TransferWise uses a peer-to-peer platform that matches payments with one or more people making an opposite exchange. If there is no one to swap a payment with, the company buys the needed currency.
TransferWise says it always uses "the real exchange rate" and charges a flat fee that varies depending on the route. From the U.K. and Eurozone, for example, it charges 0.5%. From Australia it's 0.7%. From the U.S. the price is 1% up to $5,000 and then 0.7%.
Transfers are typically complete within one or two working days — "up to five times faster than a bank," Cross said. "We are now able to offer instant transfers on a number of our bigger routes."
But due to fundamental payment infrastructure issues, mobile apps can only do so much.
"The fanciest mobile payment application might look nice and attractive, but it's still weighed down by this antiquated infrastructure" of older payment systems and correspondent banking networks, said Chris Larsen, CEO of Ripple, which proposes to solve this with distributed-ledger technology.
"Things might work well within a country or payment system — some countries are very real-time and super-efficient, others are trying to catch up," Larsen noted. "But even for the ones that are real-time cutting edge, there's still the problem of no interoperability between even the best systems."
For instance, the U.K. and Mexico both have fast payment networks but no interoperability between them.

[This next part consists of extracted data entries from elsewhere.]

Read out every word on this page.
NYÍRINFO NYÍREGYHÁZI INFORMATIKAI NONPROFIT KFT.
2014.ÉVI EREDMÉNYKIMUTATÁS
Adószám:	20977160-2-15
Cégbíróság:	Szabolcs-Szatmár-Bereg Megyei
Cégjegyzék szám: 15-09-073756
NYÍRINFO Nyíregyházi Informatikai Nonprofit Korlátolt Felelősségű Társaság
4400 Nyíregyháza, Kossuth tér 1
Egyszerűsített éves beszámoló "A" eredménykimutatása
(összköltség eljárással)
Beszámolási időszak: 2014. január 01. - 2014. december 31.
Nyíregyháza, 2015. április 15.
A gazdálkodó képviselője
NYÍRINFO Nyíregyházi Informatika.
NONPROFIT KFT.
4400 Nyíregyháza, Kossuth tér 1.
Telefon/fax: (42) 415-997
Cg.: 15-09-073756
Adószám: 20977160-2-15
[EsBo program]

"The rails between those countries [are] still based on 1970s technology and correspondent banking, and that's the problem with any cross-border payment, whether it's a corporation or an immigrant trying to help his family back home," Larsen said. "Because of that correspondent banking, you're facing very long delays, very high cost, and kind of a lack of access — only a handful of global money center banks can do this directly."
Ripple has signed 90 banks to use its shared-ledger technology, which works similarly to a blockchain; 30 of those banks are in pilots and four have gone into production. Last year it introduced Interledger, a protocol for payments across different systems.
Larsen envisions cross-border payments eventually looking a lot like the Internet itself.
"The Internet was not formed around a single Oracle database. It's millions of databases all connected through a common internet protocol," he said. "We think there will be millions of ledgers, mostly core systems of banks, all connected through a common value exchange protocol or interoperability protocol."